We found that with the progress of CKD staging, renal medulla susceptibility values decreased significantly. Susceptibility value of the medulla was highly correlated with estimated glomerular filtration rate (eGFR). Renal susceptibility may be a promising marker for assessing the degree of renal injury. With further study, QSM can potentially be used as an alternative tool for the noninvasive detection and diagnosis of the severity of renal injury in patients with CKD.

Acknowledgements

No acknowledgement found.

References

[1] Glassock R J, Warnock D G, Delanaye P. The global burden of chronic kidney disease: estimates, variability and pitfalls[J]. Nat Rev Nephrol,2017,13(2):104-114.

[2] Mills K T, Xu Y, Zhang W, et al. A systematic analysis of worldwide population-based data on the global burden of chronic kidney disease in 2010[J]. Kidney Int,2015,88(5):950-957.

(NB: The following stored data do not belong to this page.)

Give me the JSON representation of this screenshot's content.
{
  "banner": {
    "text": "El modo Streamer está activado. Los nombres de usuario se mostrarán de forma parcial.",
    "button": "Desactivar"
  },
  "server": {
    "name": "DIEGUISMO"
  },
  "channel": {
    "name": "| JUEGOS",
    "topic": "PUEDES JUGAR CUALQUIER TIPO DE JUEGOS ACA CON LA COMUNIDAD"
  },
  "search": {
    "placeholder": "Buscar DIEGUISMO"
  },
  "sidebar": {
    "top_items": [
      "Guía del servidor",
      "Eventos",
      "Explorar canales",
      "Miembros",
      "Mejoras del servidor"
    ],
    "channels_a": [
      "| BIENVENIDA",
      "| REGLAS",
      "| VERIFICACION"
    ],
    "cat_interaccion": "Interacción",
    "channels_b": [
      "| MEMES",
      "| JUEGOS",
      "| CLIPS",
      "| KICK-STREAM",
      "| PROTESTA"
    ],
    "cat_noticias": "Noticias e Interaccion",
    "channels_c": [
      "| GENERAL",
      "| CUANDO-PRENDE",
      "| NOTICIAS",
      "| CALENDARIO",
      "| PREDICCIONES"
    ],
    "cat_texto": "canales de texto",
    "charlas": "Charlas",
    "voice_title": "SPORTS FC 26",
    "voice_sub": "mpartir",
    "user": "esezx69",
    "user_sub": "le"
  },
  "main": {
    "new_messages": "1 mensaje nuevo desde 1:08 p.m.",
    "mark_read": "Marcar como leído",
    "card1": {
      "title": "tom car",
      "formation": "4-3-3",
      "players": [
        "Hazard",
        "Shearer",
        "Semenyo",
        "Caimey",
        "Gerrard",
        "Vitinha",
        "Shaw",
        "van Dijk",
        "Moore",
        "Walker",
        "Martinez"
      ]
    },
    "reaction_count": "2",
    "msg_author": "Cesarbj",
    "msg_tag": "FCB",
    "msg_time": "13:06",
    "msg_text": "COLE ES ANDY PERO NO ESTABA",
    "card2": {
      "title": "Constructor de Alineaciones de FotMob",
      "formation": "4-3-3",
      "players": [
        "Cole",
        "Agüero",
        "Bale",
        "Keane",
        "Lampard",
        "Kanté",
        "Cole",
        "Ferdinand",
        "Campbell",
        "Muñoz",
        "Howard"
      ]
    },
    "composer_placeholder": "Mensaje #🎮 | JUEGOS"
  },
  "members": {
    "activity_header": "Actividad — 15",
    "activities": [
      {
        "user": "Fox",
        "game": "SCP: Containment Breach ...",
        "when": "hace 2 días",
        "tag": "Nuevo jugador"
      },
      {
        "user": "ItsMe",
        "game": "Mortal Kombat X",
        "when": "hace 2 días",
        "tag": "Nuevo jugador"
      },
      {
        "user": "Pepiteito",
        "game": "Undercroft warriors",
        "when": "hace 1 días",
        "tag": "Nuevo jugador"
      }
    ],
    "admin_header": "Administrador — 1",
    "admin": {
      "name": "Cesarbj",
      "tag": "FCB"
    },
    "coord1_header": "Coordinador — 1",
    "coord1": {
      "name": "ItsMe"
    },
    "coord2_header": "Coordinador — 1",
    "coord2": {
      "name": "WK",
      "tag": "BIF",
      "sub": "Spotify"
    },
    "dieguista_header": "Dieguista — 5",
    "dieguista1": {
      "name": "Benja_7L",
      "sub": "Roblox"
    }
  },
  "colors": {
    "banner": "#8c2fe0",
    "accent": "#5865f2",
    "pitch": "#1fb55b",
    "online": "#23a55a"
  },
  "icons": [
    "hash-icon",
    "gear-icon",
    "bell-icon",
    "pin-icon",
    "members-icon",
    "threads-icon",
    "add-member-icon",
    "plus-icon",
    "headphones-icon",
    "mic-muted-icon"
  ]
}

[3] Li D, Liu Y, Zeng X, et al. Quantitative Study of the Changes in Cerebral Blood Flow and Iron Deposition During Progression of Alzheimer's Disease[J]. J Alzheimers Dis,2020,78(1):439-452.

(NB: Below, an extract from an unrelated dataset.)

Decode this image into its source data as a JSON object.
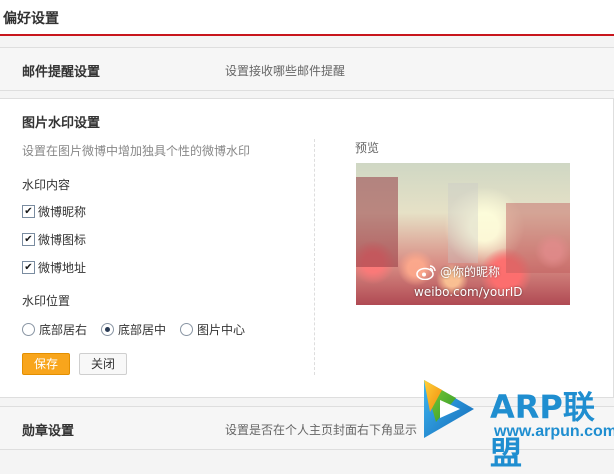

[4] Deh K, Zaman M, Vedvyas Y, et al. Validation of MRI quantitative susceptibility mapping of superparamagnetic iron oxide nanoparticles for hyperthermia applications in live subjects[J]. Sci Rep,2020,10(1):1171.

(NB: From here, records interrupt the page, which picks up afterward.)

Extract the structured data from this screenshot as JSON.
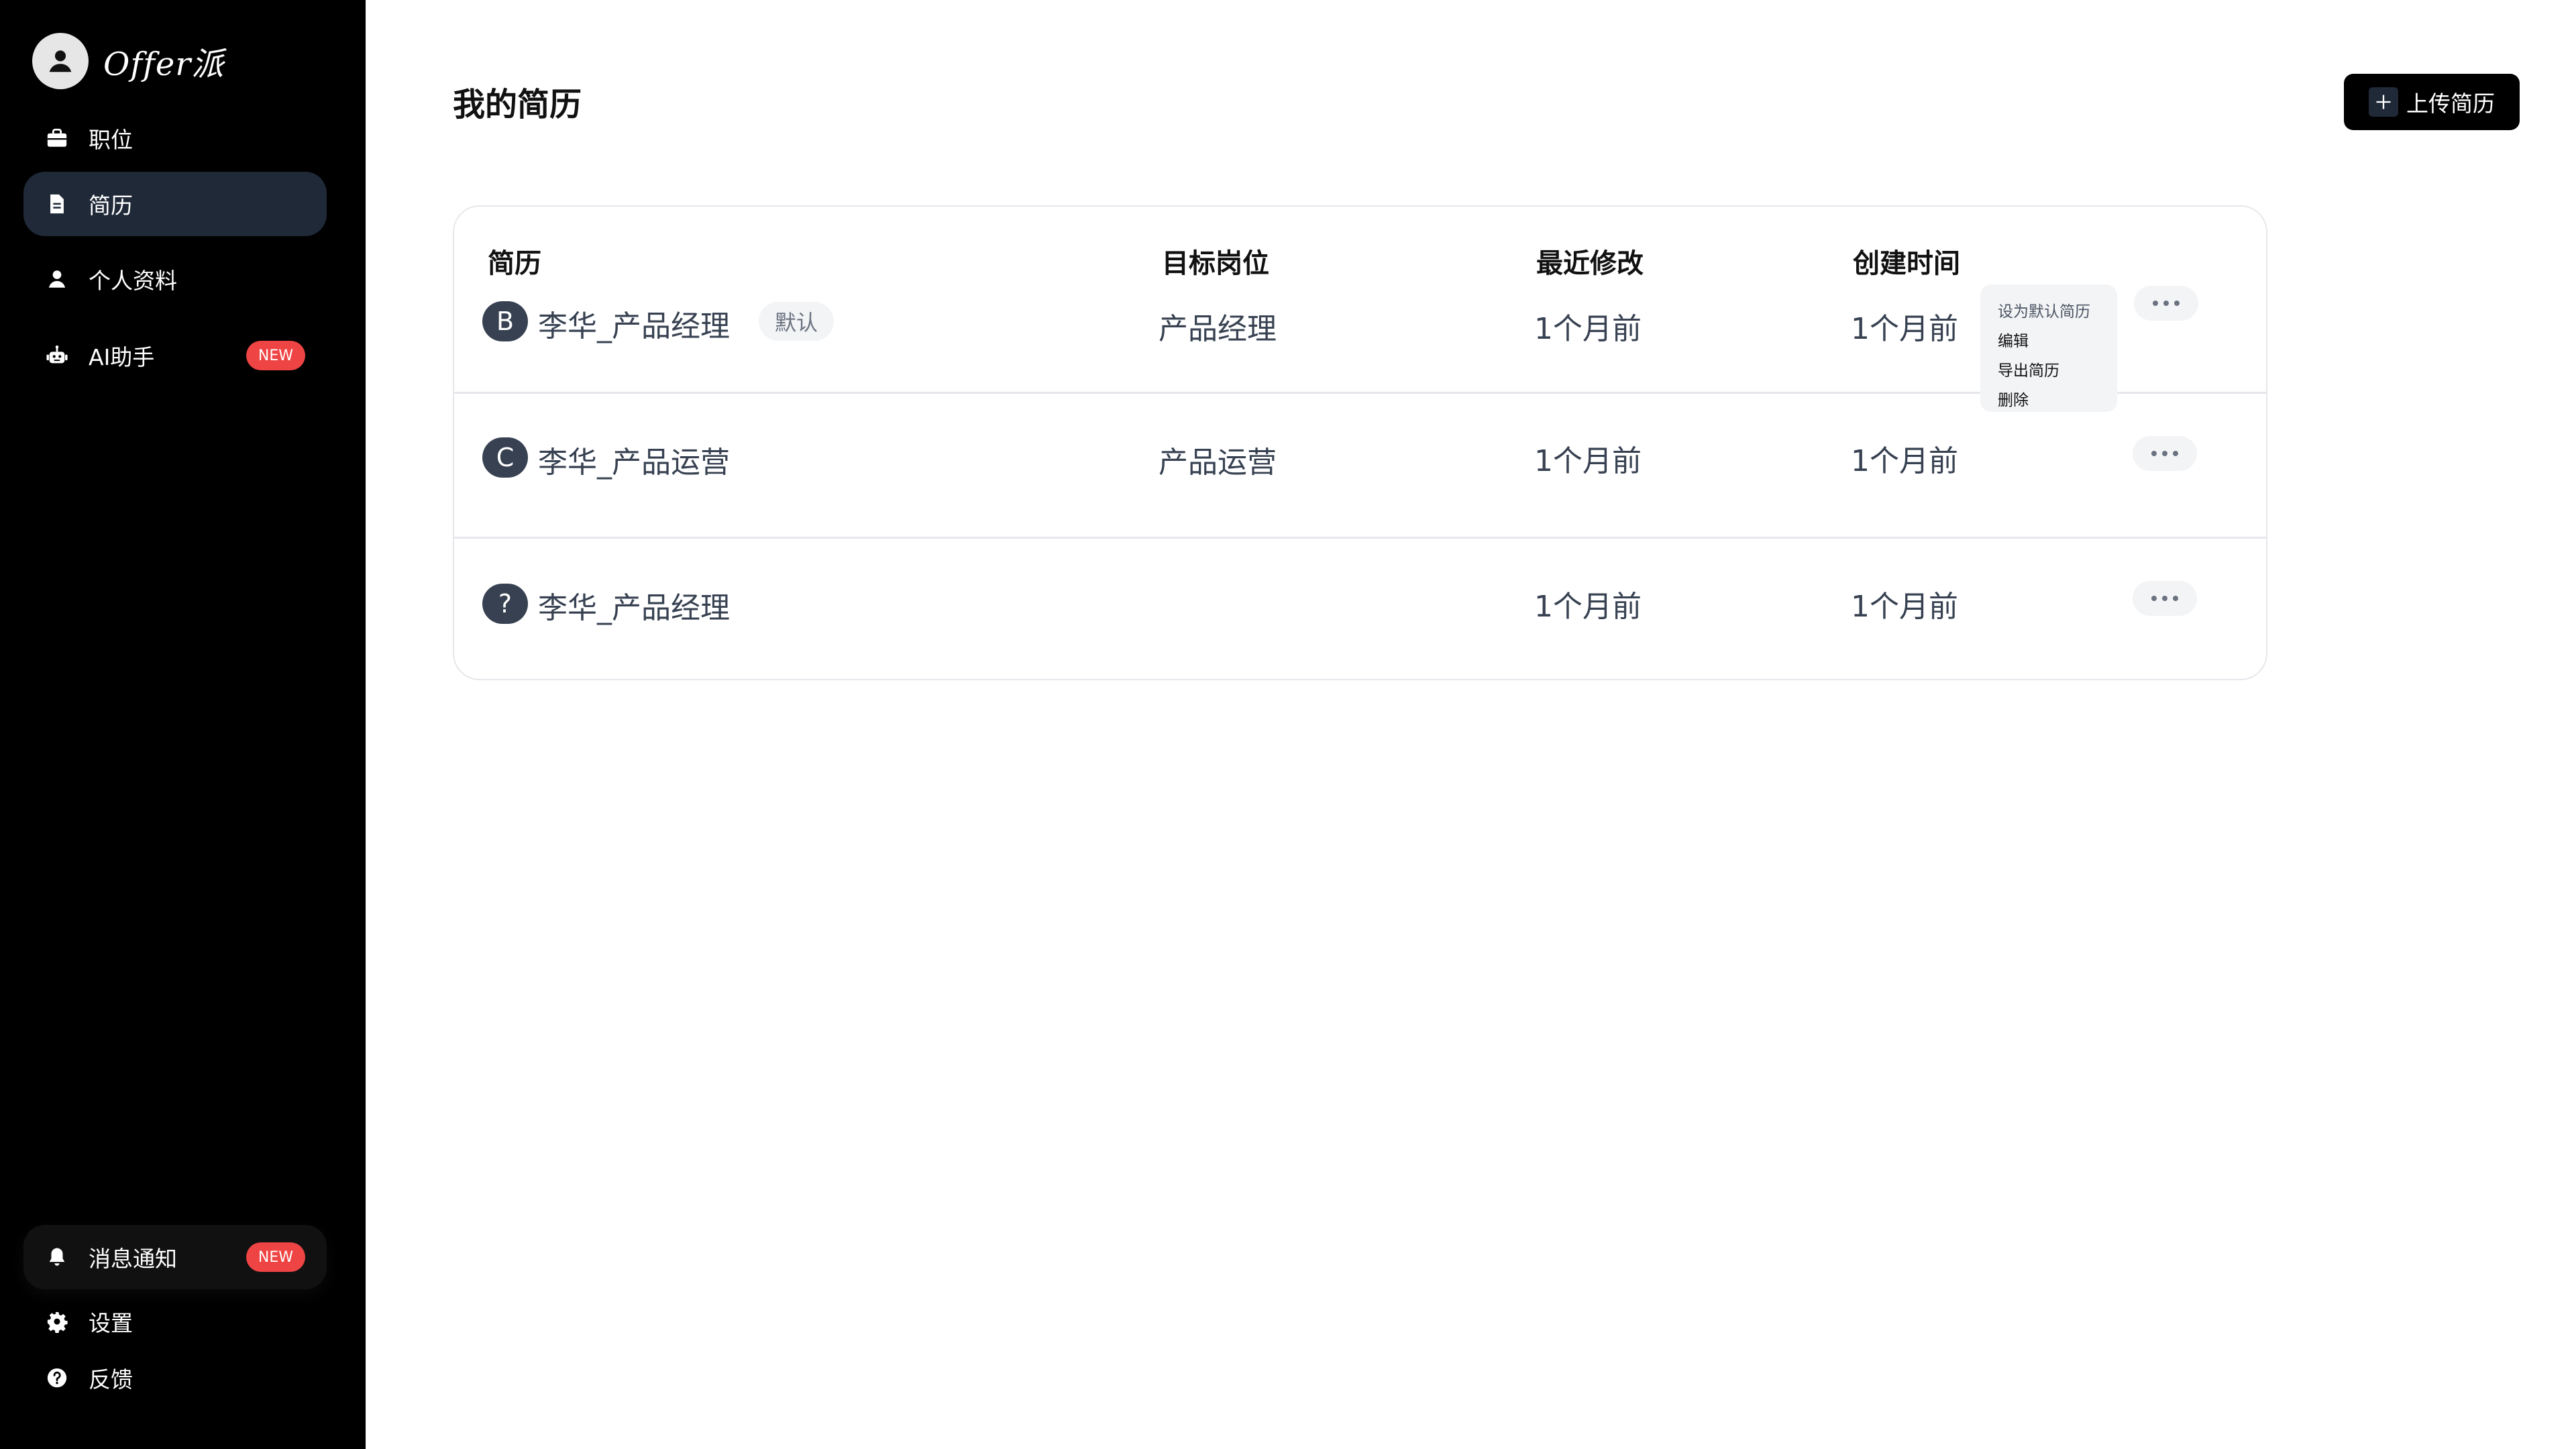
{
  "brand": {
    "name": "Offer派"
  },
  "sidebar": {
    "items": [
      {
        "label": "职位",
        "icon": "briefcase-icon"
      },
      {
        "label": "简历",
        "icon": "document-icon",
        "active": true
      },
      {
        "label": "个人资料",
        "icon": "user-icon"
      },
      {
        "label": "AI助手",
        "icon": "robot-icon",
        "badge": "NEW"
      }
    ],
    "bottom": [
      {
        "label": "消息通知",
        "icon": "bell-icon",
        "badge": "NEW"
      },
      {
        "label": "设置",
        "icon": "gear-icon"
      },
      {
        "label": "反馈",
        "icon": "help-icon"
      }
    ]
  },
  "main": {
    "title": "我的简历",
    "upload_label": "上传简历",
    "table": {
      "headers": [
        "简历",
        "目标岗位",
        "最近修改",
        "创建时间"
      ],
      "rows": [
        {
          "letter": "B",
          "name": "李华_产品经理",
          "tag": "默认",
          "target": "产品经理",
          "modified": "1个月前",
          "created": "1个月前"
        },
        {
          "letter": "C",
          "name": "李华_产品运营",
          "tag": "",
          "target": "产品运营",
          "modified": "1个月前",
          "created": "1个月前"
        },
        {
          "letter": "?",
          "name": "李华_产品经理",
          "tag": "",
          "target": "",
          "modified": "1个月前",
          "created": "1个月前"
        }
      ]
    },
    "dropdown": [
      "设为默认简历",
      "编辑",
      "导出简历",
      "删除"
    ]
  },
  "colors": {
    "sidebar_bg": "#000000",
    "active_bg": "#1f2937",
    "badge": "#ef4444",
    "accent": "#000000"
  }
}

[5] Simchick G, Liu Z, Nagy T, et al. Assessment of MR-based R2* and quantitative susceptibility mapping for the quantification of liver iron concentration in a mouse model at 7T[J]. Magn Reson Med,2018,80(5):2081-2093.

Figures

The magnitude map (a), the susceptibility map(b) and the pseudo-color map(c) from a patient of CKD1. The magnitude map (d), the susceptibility map(e) and the pseudo-color map(f) from a patient of CKD2. The magnitude map (g), the susceptibility map(h) and the pseudo-color map(i) from a patient of CKD3. With the progression of CKD staging, the renal medulla susceptibility value decreased gradually, and the pseudo-color map gradually changed from yellow-green to blue.